Wang’s movie has gotten a lot of praise, and I’m glad, but it still feels undervalued to me, and I still feel the need to fight for it. Maybe it’s that the skillfulness of the tragicomic tone makes it easier to overlook how much unresolved and unresolvable pain there is in this story—the pain of choosing not to be with people you love, no matter how compelling the reasons may be for the choice. Chinese American cinema has tended to return again and again to generational differences, to the gap in communication and in values between Chinese parents and American children. But The Farewell comes at this topic in a way that’s both more complex and more bluntly devastating. I’ve seen the film four times, and I flinch every time Billi’s uncle lectures her about how “in America, you think one’s life belongs to oneself,” but that “in the East, your life is part of a whole.” It’s a generalization about individualism versus collectivism, sure. But it’s also a simple statement of fact hiding behind a frustrated fight about doing right by a loved one: Someone leaves and changes, and can’t come back and expect to seamlessly fit back in or to understand. It is so much easier to suggest that there’s a resolution to these feelings than to accept that loss is a central and unavoidable part of this experience. That The Farewell opts for the latter is why I respect it so much, even if watching it has felt to me like picking at a scab.
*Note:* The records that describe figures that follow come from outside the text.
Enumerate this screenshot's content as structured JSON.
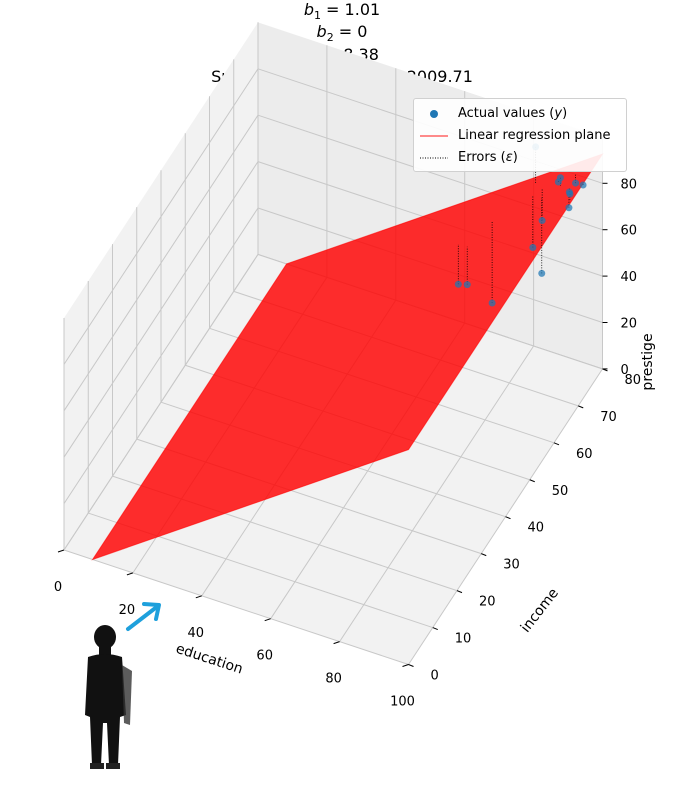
{
  "title": {
    "b1_label": "1",
    "b1_value": "1.01",
    "b2_label": "2",
    "b2_value": "0",
    "c_value": "-8.38",
    "sse_text": "Sum of Squared Error = 2009.71"
  },
  "legend": {
    "actual": "Actual values",
    "actual_sym": "y",
    "plane": "Linear regression plane",
    "errors": "Errors",
    "errors_sym": "ε"
  },
  "colors": {
    "points": "#1f77b4",
    "plane": "#ff0000",
    "errors": "#000000",
    "arrow": "#1ea0dc"
  },
  "chart_data": {
    "type": "scatter3d",
    "xlabel": "education",
    "ylabel": "income",
    "zlabel": "prestige",
    "xlim": [
      0,
      100
    ],
    "ylim": [
      0,
      80
    ],
    "zlim": [
      0,
      100
    ],
    "xticks": [
      0,
      20,
      40,
      60,
      80,
      100
    ],
    "yticks": [
      0,
      10,
      20,
      30,
      40,
      50,
      60,
      70,
      80
    ],
    "zticks": [
      0,
      20,
      40,
      60,
      80
    ],
    "grid": true,
    "plane": {
      "b1": 1.01,
      "b2": 0,
      "c": -8.38,
      "x_range": [
        0,
        100
      ],
      "y_range": [
        0,
        80
      ]
    },
    "points": [
      {
        "x": 99,
        "y": 68,
        "z": 94
      },
      {
        "x": 100,
        "y": 72,
        "z": 92
      },
      {
        "x": 98,
        "y": 69,
        "z": 86
      },
      {
        "x": 96,
        "y": 72,
        "z": 87
      },
      {
        "x": 92,
        "y": 74,
        "z": 88
      },
      {
        "x": 95,
        "y": 76,
        "z": 84
      },
      {
        "x": 90,
        "y": 76,
        "z": 82
      },
      {
        "x": 82,
        "y": 78,
        "z": 90
      },
      {
        "x": 86,
        "y": 75,
        "z": 65
      },
      {
        "x": 88,
        "y": 72,
        "z": 48
      },
      {
        "x": 84,
        "y": 74,
        "z": 54
      },
      {
        "x": 72,
        "y": 64,
        "z": 48
      },
      {
        "x": 68,
        "y": 66,
        "z": 43
      },
      {
        "x": 75,
        "y": 70,
        "z": 32
      }
    ],
    "legend_position": "top-right"
  }
}
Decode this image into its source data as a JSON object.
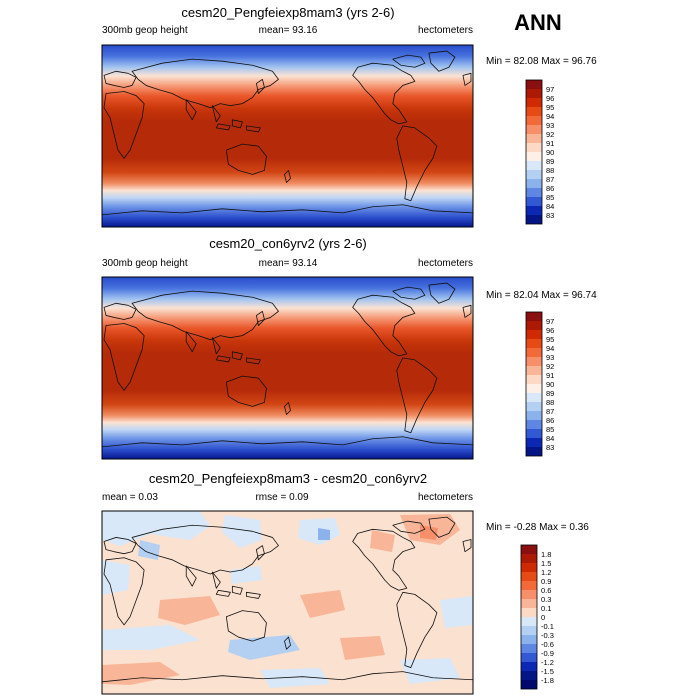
{
  "season": "ANN",
  "chart_data": [
    {
      "type": "contour_map",
      "title": "cesm20_Pengfeiexp8mam3 (yrs 2-6)",
      "left_label": "300mb geop height",
      "mean_label": "mean=  93.16",
      "units": "hectometers",
      "minmax_label": "Min =  82.08 Max =  96.76",
      "min": 82.08,
      "max": 96.76,
      "mean": 93.16,
      "colorbar": {
        "labels": [
          "97",
          "96",
          "95",
          "94",
          "93",
          "92",
          "91",
          "90",
          "89",
          "88",
          "87",
          "86",
          "85",
          "84",
          "83"
        ],
        "colors": [
          "#8a0f0f",
          "#ad1a03",
          "#cf2a04",
          "#e64b15",
          "#f26a3a",
          "#f7906a",
          "#f9b597",
          "#fbd9c4",
          "#fdf0e6",
          "#d8e8f8",
          "#b3cff2",
          "#8cb2ec",
          "#5f86e3",
          "#3258d4",
          "#0c27b4",
          "#041585"
        ]
      }
    },
    {
      "type": "contour_map",
      "title": "cesm20_con6yrv2 (yrs 2-6)",
      "left_label": "300mb geop height",
      "mean_label": "mean=  93.14",
      "units": "hectometers",
      "minmax_label": "Min =  82.04 Max =  96.74",
      "min": 82.04,
      "max": 96.74,
      "mean": 93.14,
      "colorbar": {
        "labels": [
          "97",
          "96",
          "95",
          "94",
          "93",
          "92",
          "91",
          "90",
          "89",
          "88",
          "87",
          "86",
          "85",
          "84",
          "83"
        ],
        "colors": [
          "#8a0f0f",
          "#ad1a03",
          "#cf2a04",
          "#e64b15",
          "#f26a3a",
          "#f7906a",
          "#f9b597",
          "#fbd9c4",
          "#fdf0e6",
          "#d8e8f8",
          "#b3cff2",
          "#8cb2ec",
          "#5f86e3",
          "#3258d4",
          "#0c27b4",
          "#041585"
        ]
      }
    },
    {
      "type": "contour_map",
      "title": "cesm20_Pengfeiexp8mam3 - cesm20_con6yrv2",
      "left_label": "mean =   0.03",
      "mean_label": "rmse =   0.09",
      "units": "hectometers",
      "minmax_label": "Min =  -0.28 Max =   0.36",
      "min": -0.28,
      "max": 0.36,
      "mean": 0.03,
      "rmse": 0.09,
      "colorbar": {
        "labels": [
          "1.8",
          "1.5",
          "1.2",
          "0.9",
          "0.6",
          "0.3",
          "0.1",
          "0",
          "-0.1",
          "-0.3",
          "-0.6",
          "-0.9",
          "-1.2",
          "-1.5",
          "-1.8"
        ],
        "colors": [
          "#8a0f0f",
          "#ad1a03",
          "#cf2a04",
          "#e64b15",
          "#f26a3a",
          "#f7906a",
          "#f9b597",
          "#fbd9c4",
          "#d8e8f8",
          "#b3cff2",
          "#8cb2ec",
          "#5f86e3",
          "#3258d4",
          "#0c27b4",
          "#041585",
          "#020b6b"
        ]
      }
    }
  ]
}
And on that bruised and banged-up note, I’ll send us into the fourth and final round by bringing us back around to that most annoying discussion of the year, Marty versus Marvel. Don’t worry, I’m not about to suggest we re-relitigate the nature of cinema. But I’d like to point out that one thing Avengers: Endgame and The Irishman definitely had in common was being able to break through the wall of noise. Both were effectively presented as events. And I’m curious, Dana, how you feel about this increasingly being the measure for a movie to gain any kind of audience, and how it might be affecting the kinds of movies that get made—and is the streaming long tail the thing that’s going to counterbalance this, or is that just something we like to tell ourselves?